Turning now to the drawings wherein the showings are for the purpose of illustrating an exemplary embodiment and not intended as a limitation, FIG. 3 illustrates a partial perspective view of an improved sheet rotator/translator mechanism in accordance with the present disclosure for accomplishing the sheet rotation and translation in a finisher transport module system.
A number of existing finishing transport module systems employ a media rotation and translation mechanism that utilizes two disc/idler pairs for re-registering conveyed sheets from center to side registration. However, the nip width between the disc and idler is thin relative to the diameter of the disk to avoid slippage, and the resulting high nip pressure has caused marking on coated media. In accordance with the present disclosure, the one thin disc has been replaced with multiple concentric thin discs that distribute nip pressure and spin at different rotational velocities to produce the same linear velocity at the nip and thereby reduce marking of coated media. As shown in FIGS. 3 and 4, a sheet rotator/translator mechanism 100 includes at least two discs that form a nip with an idler. They each have a small ridge or contact point thereon between the discs and idler, but as the number of contact points increase, the pressure at each is reduced. It is feasible that more than two discs could be used, if desired. For each disc added, a different radius of contact will be introduced. Therefore, the discs cannot spin at the same velocity or there will once again be a differential velocity issue for the linear motion of the media. To prevent adding more motors, the extra disc(s) are geared off the same drive motor to compensate for the varied radii.
That is, inner discs 105 and 101 supported in platform 110 are mounted to motor shafts 121 and 126 and drivingly connected to motors 120 and 125, respectively. Gear 130 is mounted directly to motor shaft 121 while gear 131 is mounted directly to motor shaft 126. Outer discs 106 and 102 are mounted to bearings and therefore spin freely about respective motor shafts 121 and 126. Outer discs 106 and 102 are also attached to the gears 132 and 133, respectively. Finally, external shafts 138 and 139 are attached to gears (134, 136) and (135, 137), respectively. As shown in FIG. 4, gears 130 and 131 through belts 140, 142, 144 and 146 drive external shafts 138 and 139 which in turn drives the gears (134, 136) and (135, 137) and outer discs 106 and 102. External shafts 138 and 139 allow for the necessary speed adjustments to take place, such that, each inner and outer disc set rotate at different velocities with matched linear velocities. Thus, when paper is fed through the nip, there will be no relative motion issues regardless of the motor velocity or the nip position yet the pressure at each contact point is reduced and marking is eliminated.
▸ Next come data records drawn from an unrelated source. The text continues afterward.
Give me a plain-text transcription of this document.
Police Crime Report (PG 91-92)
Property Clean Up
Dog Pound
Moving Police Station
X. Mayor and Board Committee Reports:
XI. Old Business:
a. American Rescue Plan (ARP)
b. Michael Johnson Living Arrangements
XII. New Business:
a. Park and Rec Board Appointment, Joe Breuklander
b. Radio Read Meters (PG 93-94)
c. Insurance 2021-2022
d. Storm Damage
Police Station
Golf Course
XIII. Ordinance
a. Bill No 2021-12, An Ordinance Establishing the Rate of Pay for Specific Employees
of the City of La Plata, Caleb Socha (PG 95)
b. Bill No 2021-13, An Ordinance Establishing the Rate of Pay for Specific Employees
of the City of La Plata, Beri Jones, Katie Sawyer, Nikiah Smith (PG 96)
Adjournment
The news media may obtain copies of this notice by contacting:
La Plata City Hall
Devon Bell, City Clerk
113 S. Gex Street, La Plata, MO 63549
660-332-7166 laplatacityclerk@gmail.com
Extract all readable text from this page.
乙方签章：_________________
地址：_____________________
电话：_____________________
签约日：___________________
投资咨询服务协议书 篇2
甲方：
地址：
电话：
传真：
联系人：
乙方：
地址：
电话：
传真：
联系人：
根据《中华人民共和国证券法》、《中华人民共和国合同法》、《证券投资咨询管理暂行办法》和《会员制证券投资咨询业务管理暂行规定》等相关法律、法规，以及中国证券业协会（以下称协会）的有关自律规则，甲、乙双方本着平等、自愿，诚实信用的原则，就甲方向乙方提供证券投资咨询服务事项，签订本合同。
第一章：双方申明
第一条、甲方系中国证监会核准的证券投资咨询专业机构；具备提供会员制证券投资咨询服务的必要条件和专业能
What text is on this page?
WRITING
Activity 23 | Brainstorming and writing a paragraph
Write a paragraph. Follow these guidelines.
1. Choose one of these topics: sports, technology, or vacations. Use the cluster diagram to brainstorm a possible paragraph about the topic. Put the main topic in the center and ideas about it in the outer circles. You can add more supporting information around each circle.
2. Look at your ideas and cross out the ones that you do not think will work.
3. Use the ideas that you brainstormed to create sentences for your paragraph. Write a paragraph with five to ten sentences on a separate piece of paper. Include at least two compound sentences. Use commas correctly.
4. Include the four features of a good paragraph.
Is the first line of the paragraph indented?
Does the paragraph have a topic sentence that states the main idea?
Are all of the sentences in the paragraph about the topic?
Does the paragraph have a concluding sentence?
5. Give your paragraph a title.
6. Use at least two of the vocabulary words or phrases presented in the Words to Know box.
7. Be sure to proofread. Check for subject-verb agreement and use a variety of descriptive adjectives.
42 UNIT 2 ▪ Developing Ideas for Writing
It should now be understood that an improved rotator/translator mechanism has been disclosed for use in a finishing transport module system that includes multiple thin discs which mate with an idler roll to distribute nip pressure and spin at different rotational velocities to produce the same linear velocity at the nip and thereby prevent marking of coated paper.
The claims, as originally presented and as they may be amended, encompass variations, alternatives, modifications, improvements, equivalents, and substantial equivalents of the embodiments and teachings disclosed herein, including those that are presently unforeseen or unappreciated, and that, for example, may arise from applicants/patentees and others. Unless specifically recited in a claim, steps or components of claims should not be implied or imported from the specification or any other claims as to any particular order, number, position, size, shape, angle, color, or material.